A evolução da mortalidade materna relacionada ao aborto no Estado de Minas Gerais no período de 2000-2011 foi estável. O redimensionamento da magnitude da prevalência de morte relacionada ao aborto em função do método de análise de causas múltiplas mostrou-se eficaz para dar maior visibilidade ao problema no estado.

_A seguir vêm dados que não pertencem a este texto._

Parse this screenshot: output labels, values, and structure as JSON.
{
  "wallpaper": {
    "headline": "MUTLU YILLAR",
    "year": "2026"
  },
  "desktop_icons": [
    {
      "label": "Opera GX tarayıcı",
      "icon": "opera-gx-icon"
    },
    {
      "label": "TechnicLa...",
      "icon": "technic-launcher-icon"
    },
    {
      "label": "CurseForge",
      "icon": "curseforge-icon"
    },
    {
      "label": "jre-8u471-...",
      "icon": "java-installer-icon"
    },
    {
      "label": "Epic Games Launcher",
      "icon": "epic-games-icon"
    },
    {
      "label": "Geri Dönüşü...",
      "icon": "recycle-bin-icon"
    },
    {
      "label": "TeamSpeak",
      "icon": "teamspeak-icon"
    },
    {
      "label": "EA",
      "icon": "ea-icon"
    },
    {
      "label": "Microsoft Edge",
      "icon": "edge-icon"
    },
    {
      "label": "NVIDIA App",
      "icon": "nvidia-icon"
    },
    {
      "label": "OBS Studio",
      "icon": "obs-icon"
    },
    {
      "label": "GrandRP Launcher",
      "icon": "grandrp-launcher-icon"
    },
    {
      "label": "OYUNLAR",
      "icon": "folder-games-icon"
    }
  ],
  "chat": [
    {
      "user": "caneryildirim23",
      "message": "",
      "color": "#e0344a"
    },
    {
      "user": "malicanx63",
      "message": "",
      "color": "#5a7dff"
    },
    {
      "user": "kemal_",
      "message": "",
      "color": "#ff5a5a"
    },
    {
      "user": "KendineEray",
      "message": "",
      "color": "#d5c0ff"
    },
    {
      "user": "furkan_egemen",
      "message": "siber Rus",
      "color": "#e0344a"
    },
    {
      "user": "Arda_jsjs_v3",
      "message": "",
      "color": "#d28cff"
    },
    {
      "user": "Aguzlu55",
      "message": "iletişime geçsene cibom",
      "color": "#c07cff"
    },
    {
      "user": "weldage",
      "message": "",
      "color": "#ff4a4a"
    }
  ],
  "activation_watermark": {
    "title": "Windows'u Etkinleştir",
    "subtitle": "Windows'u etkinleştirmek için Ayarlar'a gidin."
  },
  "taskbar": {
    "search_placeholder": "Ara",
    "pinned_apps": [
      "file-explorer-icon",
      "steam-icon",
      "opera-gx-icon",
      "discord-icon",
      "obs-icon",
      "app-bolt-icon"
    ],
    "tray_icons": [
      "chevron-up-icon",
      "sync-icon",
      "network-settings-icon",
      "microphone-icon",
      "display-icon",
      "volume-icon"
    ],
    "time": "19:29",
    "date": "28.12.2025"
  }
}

A ilegalidade da prática do aborto induz o preenchimento inadequado das declarações de óbitos, o que acarreta a subestimação da morte materna por esta causa. Esse problema não é resolvido apenas com o treinamento da equipe médica quanto ao preenchimento da declaração de óbito, ele exige soluções que articulam diferentes setores da nossa sociedade. Os serviços de saúde devem se implicar e serem implicados na definição de estratégias eficazes que garantam às mulheres condições de organizarem suas vidas no que diz respeito às questões da sua saúde sexual e reprodutiva. Entretanto, há de se chamar a atenção para a necessidade de que outros setores atuem concretamente na redução da vulnerabilidade social imbricada no cotidiano das mulheres das classes menos afluentes. Assim sendo, é fundamental o planejamento e desenvolvimento de ações intersetoriais que visem à redução das desigualdades sociais e a melhoria da qualidade dos serviços de atenção à mulher. Nesse contexto, ressalta-se a importância dos comitês de prevenção do óbito materno e a ampliação da capacidade de interlocução destes com outros setores da sociedade.